The next evolution of moral choice is something that I look forward to. Imagine a game that if you speak to someone in the right way, you get a different response. If you are aggressive then they won’t talk to you and spend the remainder of the game avoiding you like you have bubonic plague. Killing an in-game character will mean they won’t exist and doing so has serious consequences much like in real life. Sleeping with the wrong type of prostitute will make you contract a sexually transmitted disease. Finding a nice woman and marrying her won’t give you a dose of the clap, but choosing to have a baby will also affect the rest of the in-game world. Opting to wipe out a town will mean that other towns will not allow you entry or try to kill you on sight. Every single thing that you do whether it be deciding to do a paper-round or refusing to take on a quest of epic proportions, changes the outcome of a game entirely. Being good or bad in any capacity changes everything that happens to you later on. Obviously there has to be some sort of story, otherwise what’s the point? However, getting through the story won’t be as much of a straight line and will have a lot of choice and variety along the way.

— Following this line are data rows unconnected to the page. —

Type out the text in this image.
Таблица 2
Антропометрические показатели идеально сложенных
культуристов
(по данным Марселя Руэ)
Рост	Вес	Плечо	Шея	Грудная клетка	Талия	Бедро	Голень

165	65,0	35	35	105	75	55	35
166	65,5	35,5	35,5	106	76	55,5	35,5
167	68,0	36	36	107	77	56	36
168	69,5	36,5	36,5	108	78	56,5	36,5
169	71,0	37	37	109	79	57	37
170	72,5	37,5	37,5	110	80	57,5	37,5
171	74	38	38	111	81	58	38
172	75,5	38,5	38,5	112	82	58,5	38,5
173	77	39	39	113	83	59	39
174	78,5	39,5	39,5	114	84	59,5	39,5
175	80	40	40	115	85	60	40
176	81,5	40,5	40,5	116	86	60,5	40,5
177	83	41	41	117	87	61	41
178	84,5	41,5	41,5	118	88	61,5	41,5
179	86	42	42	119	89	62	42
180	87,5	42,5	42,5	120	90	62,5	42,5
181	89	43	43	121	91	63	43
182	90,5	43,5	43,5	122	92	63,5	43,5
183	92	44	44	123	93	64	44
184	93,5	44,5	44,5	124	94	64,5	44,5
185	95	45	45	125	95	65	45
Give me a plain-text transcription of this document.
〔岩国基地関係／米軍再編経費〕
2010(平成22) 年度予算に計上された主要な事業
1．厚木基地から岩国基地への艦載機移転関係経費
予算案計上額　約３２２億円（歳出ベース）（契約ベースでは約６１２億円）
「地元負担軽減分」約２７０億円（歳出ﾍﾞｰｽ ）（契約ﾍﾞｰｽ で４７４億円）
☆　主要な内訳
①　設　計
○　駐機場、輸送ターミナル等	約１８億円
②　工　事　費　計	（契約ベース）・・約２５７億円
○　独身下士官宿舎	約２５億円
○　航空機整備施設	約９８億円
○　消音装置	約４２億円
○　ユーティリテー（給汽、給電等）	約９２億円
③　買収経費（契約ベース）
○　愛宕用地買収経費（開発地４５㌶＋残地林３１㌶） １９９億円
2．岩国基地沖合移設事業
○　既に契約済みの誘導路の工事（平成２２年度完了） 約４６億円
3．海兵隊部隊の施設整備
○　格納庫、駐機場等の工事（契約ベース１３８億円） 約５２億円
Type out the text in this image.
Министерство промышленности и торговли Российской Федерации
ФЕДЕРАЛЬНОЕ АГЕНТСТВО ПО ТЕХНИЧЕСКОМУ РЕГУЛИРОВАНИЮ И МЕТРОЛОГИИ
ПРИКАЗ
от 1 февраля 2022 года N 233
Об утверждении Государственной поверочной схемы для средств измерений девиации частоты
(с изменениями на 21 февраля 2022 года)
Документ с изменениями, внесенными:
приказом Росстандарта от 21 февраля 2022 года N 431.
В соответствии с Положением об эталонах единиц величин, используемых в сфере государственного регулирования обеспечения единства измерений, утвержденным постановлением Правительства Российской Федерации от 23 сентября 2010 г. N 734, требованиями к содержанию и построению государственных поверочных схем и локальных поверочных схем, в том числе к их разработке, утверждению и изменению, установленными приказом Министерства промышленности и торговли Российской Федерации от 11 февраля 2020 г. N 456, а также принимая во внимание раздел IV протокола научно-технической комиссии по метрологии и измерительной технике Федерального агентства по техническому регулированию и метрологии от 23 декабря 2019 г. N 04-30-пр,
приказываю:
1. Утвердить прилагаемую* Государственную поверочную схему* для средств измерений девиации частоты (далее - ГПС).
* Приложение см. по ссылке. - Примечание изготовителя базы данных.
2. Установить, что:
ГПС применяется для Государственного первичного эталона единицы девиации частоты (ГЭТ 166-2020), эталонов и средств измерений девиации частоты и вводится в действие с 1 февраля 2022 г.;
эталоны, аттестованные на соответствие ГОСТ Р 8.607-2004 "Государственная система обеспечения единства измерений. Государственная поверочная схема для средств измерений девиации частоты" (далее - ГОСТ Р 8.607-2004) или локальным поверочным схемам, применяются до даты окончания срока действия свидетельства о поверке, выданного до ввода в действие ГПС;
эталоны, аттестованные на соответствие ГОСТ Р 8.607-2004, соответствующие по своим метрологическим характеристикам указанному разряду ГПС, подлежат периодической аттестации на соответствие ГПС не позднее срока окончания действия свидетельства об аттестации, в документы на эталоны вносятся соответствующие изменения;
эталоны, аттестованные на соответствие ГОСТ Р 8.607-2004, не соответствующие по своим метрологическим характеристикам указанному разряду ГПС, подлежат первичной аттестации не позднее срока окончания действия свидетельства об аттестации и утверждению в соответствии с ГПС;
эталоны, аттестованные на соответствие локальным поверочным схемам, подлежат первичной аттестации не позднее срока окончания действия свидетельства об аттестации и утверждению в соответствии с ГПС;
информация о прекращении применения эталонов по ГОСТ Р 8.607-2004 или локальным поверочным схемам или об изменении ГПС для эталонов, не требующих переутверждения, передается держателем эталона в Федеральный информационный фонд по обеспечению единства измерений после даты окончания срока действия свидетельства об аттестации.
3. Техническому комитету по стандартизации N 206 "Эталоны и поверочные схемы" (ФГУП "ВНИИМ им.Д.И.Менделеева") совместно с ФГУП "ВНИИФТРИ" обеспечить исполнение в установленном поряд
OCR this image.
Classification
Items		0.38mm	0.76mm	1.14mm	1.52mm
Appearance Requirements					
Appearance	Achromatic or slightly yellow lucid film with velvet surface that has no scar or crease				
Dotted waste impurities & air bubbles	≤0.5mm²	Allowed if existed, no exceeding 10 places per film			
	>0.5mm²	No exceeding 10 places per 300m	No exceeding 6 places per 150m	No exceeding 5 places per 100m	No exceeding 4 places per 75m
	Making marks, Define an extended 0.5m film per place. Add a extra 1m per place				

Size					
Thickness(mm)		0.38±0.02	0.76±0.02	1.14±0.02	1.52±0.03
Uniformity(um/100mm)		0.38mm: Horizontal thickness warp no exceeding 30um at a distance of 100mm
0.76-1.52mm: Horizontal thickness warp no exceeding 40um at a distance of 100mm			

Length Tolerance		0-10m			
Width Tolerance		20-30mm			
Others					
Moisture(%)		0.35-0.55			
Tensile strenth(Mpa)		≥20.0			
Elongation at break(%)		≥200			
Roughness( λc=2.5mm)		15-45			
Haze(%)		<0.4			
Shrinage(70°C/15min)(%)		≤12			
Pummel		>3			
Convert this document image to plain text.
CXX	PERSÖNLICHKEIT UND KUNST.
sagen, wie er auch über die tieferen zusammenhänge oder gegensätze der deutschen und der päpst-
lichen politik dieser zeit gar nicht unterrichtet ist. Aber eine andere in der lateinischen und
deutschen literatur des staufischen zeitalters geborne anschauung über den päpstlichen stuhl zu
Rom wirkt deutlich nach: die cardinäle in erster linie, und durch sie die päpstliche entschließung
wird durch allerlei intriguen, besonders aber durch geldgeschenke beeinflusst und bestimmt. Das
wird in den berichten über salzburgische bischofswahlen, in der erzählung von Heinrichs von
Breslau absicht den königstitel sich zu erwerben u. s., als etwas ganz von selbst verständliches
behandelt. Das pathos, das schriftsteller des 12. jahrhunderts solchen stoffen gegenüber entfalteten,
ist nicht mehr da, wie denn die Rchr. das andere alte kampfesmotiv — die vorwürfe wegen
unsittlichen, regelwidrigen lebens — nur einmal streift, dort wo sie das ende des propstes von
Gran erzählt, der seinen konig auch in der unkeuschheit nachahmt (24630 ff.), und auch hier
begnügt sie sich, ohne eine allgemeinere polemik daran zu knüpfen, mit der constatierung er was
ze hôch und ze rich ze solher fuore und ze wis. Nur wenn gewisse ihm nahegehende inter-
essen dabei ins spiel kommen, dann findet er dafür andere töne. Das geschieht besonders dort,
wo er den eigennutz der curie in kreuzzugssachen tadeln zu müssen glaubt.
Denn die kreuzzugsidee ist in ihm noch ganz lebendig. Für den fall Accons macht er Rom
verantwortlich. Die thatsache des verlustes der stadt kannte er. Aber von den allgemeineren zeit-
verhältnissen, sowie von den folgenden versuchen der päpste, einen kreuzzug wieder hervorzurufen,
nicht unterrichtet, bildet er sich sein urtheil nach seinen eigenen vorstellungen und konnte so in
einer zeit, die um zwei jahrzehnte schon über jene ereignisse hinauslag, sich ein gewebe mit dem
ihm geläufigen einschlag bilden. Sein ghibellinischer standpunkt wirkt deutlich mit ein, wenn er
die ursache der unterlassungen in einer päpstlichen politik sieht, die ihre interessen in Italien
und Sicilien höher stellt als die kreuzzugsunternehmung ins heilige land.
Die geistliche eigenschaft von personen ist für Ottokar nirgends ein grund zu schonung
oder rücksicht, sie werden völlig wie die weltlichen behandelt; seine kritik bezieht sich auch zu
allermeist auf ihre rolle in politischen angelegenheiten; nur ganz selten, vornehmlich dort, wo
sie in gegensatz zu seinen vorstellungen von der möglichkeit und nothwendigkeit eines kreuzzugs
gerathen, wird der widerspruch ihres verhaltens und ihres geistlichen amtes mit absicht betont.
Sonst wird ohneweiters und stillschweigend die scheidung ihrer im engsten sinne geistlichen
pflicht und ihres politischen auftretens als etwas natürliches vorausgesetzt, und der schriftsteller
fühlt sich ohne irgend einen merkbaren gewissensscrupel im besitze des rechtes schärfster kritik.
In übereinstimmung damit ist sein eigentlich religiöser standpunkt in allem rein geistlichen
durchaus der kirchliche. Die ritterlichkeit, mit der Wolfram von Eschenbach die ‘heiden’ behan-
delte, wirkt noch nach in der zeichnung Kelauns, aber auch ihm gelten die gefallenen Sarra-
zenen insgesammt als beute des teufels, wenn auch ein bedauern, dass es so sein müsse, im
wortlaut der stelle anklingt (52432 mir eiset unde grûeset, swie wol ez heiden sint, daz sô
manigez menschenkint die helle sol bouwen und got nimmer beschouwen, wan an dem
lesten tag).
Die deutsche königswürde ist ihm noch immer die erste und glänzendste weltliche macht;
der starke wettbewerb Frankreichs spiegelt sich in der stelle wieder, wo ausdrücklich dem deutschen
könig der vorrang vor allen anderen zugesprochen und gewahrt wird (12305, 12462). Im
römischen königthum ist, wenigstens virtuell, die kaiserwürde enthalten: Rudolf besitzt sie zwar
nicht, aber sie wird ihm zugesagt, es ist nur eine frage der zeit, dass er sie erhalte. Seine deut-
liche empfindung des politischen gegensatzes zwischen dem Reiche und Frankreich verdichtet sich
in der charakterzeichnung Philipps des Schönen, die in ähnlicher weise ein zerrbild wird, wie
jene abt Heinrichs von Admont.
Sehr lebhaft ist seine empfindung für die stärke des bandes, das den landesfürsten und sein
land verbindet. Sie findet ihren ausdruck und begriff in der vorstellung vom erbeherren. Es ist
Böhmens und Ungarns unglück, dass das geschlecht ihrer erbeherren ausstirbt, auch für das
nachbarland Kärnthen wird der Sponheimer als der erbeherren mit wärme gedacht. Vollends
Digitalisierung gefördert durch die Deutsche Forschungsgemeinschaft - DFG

Like real life, things happen that affect the outcome of what choices you have in life, this in turn determines how life will pan out for you. Fate isn’t set in stone and a good game world should always have several ways to accomplish something; each resulting in events panning out differently. I don’t see why things like moral choice in a game can’t directly affect how a story will unfold or if it will at all. Maybe it’s too much of a tall order but game like Fallout are already halfway there, let’s just see who decides to go the whole hog first. As always, I’m sure that some of you will agree and disagree with my views on this, and I’m sure you will let your opinions known.